Fluorophores Under Glass

What is 30 times brighter than fluorescent markers, impervious to photobleaching, and won't leach heavy metals and other toxins into biological samples?

Bennett Daviss
Sep 11, 2005

© Cornell University

Schematic representation of a Cornell Dot, with several molecules of a fluorescent rhodamine dye encapsulated in the center. The dye has been modified with a group that links to the encapsulating silicon.

What is 30 times brighter than fluorescent markers, impervious to photobleaching, and won't leach heavy metals and other toxins into biological samples? Why, Cornell dots, of course – Ulrich Wiesner's attempt to make a cheaper, safer, and brighter biological marker.1

Cornell dots, named for the university where Wiesner is a professor of materials science and engineering, are molecules of fluorescent dyes encapsulated in a silica shell. Wrapping the dye in glass keeps the dyes' fluorophores from dissolving in the biological sample. The surface of the glass beads can be coated with any of a variety of ready-made "targeting molecules" (for instance, antibodies) matched to specific sites in a sample. By aggregating the beads at those sites of interest, the glass spheres can create a signal as much as 20 times brighter than ordinary dyes.

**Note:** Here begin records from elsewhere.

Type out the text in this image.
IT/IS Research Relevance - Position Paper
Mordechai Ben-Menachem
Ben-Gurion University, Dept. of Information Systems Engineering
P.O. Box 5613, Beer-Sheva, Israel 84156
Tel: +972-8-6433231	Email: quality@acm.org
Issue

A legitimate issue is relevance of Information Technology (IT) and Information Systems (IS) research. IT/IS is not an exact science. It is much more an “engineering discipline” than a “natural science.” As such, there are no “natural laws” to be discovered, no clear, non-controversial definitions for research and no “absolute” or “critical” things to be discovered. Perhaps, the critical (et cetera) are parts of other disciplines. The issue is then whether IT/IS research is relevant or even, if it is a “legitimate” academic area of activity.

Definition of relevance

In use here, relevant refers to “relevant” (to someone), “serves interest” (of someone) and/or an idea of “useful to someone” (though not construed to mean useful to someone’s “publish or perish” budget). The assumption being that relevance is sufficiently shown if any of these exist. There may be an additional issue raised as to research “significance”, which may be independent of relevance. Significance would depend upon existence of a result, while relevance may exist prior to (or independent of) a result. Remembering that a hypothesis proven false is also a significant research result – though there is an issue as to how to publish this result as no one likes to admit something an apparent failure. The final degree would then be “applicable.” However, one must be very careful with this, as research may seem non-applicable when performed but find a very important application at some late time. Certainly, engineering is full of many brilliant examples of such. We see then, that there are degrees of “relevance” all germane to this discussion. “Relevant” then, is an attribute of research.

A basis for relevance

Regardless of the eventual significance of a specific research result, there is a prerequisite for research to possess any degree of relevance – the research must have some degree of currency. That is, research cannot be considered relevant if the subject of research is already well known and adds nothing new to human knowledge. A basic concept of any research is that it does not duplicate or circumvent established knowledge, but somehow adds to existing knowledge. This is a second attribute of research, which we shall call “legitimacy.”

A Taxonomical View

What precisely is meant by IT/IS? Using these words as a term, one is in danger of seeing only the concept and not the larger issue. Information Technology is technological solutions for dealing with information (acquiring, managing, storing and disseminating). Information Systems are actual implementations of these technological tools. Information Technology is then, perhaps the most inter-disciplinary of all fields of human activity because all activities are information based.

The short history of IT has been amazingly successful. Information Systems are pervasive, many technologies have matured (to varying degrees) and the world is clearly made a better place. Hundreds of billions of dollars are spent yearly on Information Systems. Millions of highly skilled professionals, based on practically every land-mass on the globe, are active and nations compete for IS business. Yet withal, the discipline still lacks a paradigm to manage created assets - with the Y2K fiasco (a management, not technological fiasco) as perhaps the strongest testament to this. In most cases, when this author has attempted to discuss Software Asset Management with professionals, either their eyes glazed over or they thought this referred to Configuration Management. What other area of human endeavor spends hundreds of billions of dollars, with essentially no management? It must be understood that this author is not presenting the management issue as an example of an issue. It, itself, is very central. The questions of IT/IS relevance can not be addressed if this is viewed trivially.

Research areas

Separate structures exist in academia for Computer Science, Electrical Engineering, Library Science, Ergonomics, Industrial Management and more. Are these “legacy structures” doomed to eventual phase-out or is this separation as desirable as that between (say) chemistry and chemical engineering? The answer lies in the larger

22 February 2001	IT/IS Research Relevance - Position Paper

The brightness also results from grouping several dye molecules in one silica capsule. Adjacent dye molecules can dim each others' lights. But Cornell dots' fluorophores are separated by, and firmly attached to, the silica casing, allowing each molecule to shine to its fullest. The casing shields the fluorophores from water, where excited fluorescent molecules can generate singlet oxygen, a highly reactive radical that can lead to photobleaching.

Wiesner's dots are also cheap and easy to make, requiring only a one-step, room-temperature process using water-based or alcohol solvents. "I think it is a breakthrough," says Stephane Petoud, a chemist who works with luminescent lanthanides at the University of Pittsburgh.

Still, Petoud and others express reservations about Cornell dots' inherent girth, which ranges from 20 to 30 nm. "These Cornell dots certainly will be more stable than conventional dyes," says Simon Watkins, director of the University of Pittsburgh's Center for Biologic Imaging, but they are large; more than twice the size of a typical dye molecule. "The efficiency of the labeling process decreases as the size of the tag increases. You can't necessarily be sure you're attaching the tag to the right thing," adds Watkins. It would be tricky, for instance, to firmly mate a 25-nm tag to a protein less than 10 nm in size.

"If you had an antibody attached to a label of that size and were trying to get the antibody to bind to something inside a chromosome or complex cell, that big label might keep the antibody from penetrating into those areas to reach the target," says Alan Waggoner, director of the Centre for Light Microscope Imaging and Biotechnology at Carnegie Mellon University.


© 2005 American Chemical Society

(A) 30-nm core-shell fluorescent silica nanoparticles Cornell Dots) as viewed under transmission electron microscopy. (B) The synthesis protocol can be extended to incorporate organic dyes with different spectral characteristics, covering the entire UV-vis absorption and emission wavelengths. Organic dyes incorporated from left to right are Alexa 350, N-(7-(dimethylamino)-4-methylcoumarin-3-yl), Alexa 488, fluorescein isothiocyanate, tetramethyl-rhodamine isothiocyanate, Alexa 555, Alexa 568, Texas Red, Alexa 680, and Alexa 750. (From H. Ow et al., Nano Letters, 5:113–7, 2005.).

Wiesner argues his dots are no bigger than quantum dots and notes his group has already demonstrated the tags' practicality. The researchers attached an antibody to the dots' surface that connected with rat basophilic leukemia mast cells. "We put these antibodies on the surface of Cornell dots and showed that we could specifically label those cell surface receptors on mast cells and then take pictures of them," Wiesner says. "This is the first step in using our dots for bioimaging."

But it isn't the last. By infusing a single sample with Cornell dots topped with a variety of surface-targeting molecules, Wiesner plans to make movies of biological processes in situ. "You not only want to visualize things on a molecular level, but you also want tags to function as reporters," he states. For example, a drugmaker testing a new candidate would like to see where in a cell, and in what sequence, the candidate triggers certain biochemical events. He hopes to complete a paper on the dots' use as reporters within a year.

Cornell physicist Watt Webb, who collaborated with Wiesner to create and evaluate the dots, says quantum dots, which, unlike Cornell dots, blink on and off, can take perhaps four times as long as Cornell's version to fluoresce after stimulation. But Charles Hotz, vice president of research and development for the Quantum Dot Corp. in Hayward, Calif., isn't looking over his shoulder. He notes Wiesner's group still hasn't published data about Cornell dots' photostability under harsh conditions and points out that, because the dots are still dye-based, users can't excite a spectrum of colored signals with a single light source, as they can with quantum dots.

"A Cornell dot is still a dye molecule," Hotz says, "but it improves on dye molecules' properties in good and useful ways."